Yeah, we'll need to do a post-parse processing, but instead of doing the full pass of the whole AST, we'll just need to patch the capturing Group
.
For this, during the building the AST, we can collector the Group
nodes to some set, and then just patch each node.
Something like this:
const groupNodesToPatch = new Set();
...
Capturing Group: ... | L_PAREN Disjunction R_PAREN
{
capturingGroupsCount++
// 1. Create Node
// 2. Save node to update its index in post-processing
if (node.capturing) {
groupNodesToPatch.add(node);
}
}
And later on:
for (const group of groupNodesToPatch) {
node.number = capturingGroupsCount - groupNodesToPatch.number;
}
I'll try to reach it later, and will appreciate a PR in case you get earlier to it.
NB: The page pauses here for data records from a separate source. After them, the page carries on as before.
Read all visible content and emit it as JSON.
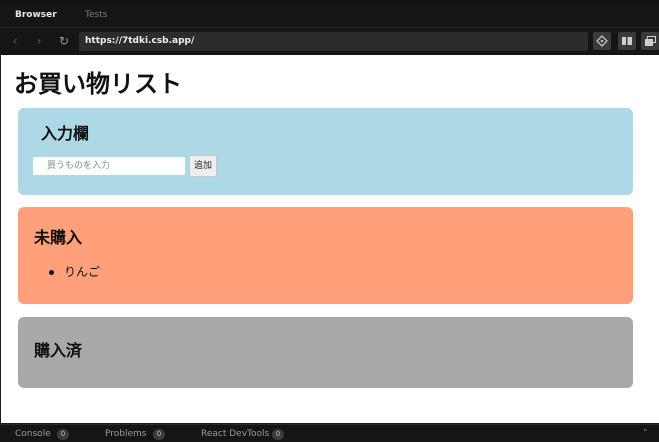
{
  "tabs": [
    {
      "label": "Browser"
    },
    {
      "label": "Tests"
    }
  ],
  "toolbar": {
    "url": "https://7tdki.csb.app/"
  },
  "page": {
    "title": "お買い物リスト",
    "input_section": {
      "title": "入力欄",
      "input_placeholder": "買うものを入力",
      "input_value": "",
      "add_button_label": "追加"
    },
    "unbought_section": {
      "title": "未購入",
      "items": [
        "りんご"
      ]
    },
    "bought_section": {
      "title": "購入済",
      "items": []
    }
  },
  "devtools": {
    "tabs": [
      {
        "label": "Console",
        "count": "0"
      },
      {
        "label": "Problems",
        "count": "0"
      },
      {
        "label": "React DevTools",
        "count": "0"
      }
    ]
  },
  "colors": {
    "input_card": "#add8e6",
    "unbought_card": "#ffa07a",
    "bought_card": "#a9a9a9"
  },
  "icons": [
    "arrow-left-icon",
    "arrow-right-icon",
    "reload-icon",
    "codesandbox-icon",
    "split-view-icon",
    "open-window-icon",
    "chevron-up-icon"
  ]
}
I took an approach along these lines in #165. I can't quite see how to make it work, because complete group number inversion is not correct either. Let's move the discussion on a fix to #165.
The regex
/(((a)b)c)/
contains 3 groups. Nested groups are numbered left-to-right by left parentheses. So backreference\3
matches "a", backreference\2
matches "ab", and backreference\1
matches "abc".For example:
I am running regexp-tree v0.0.85.
It looks to me like nested groups are numbered in reverse, with the outermost given the largest number and the innermost given the smallest.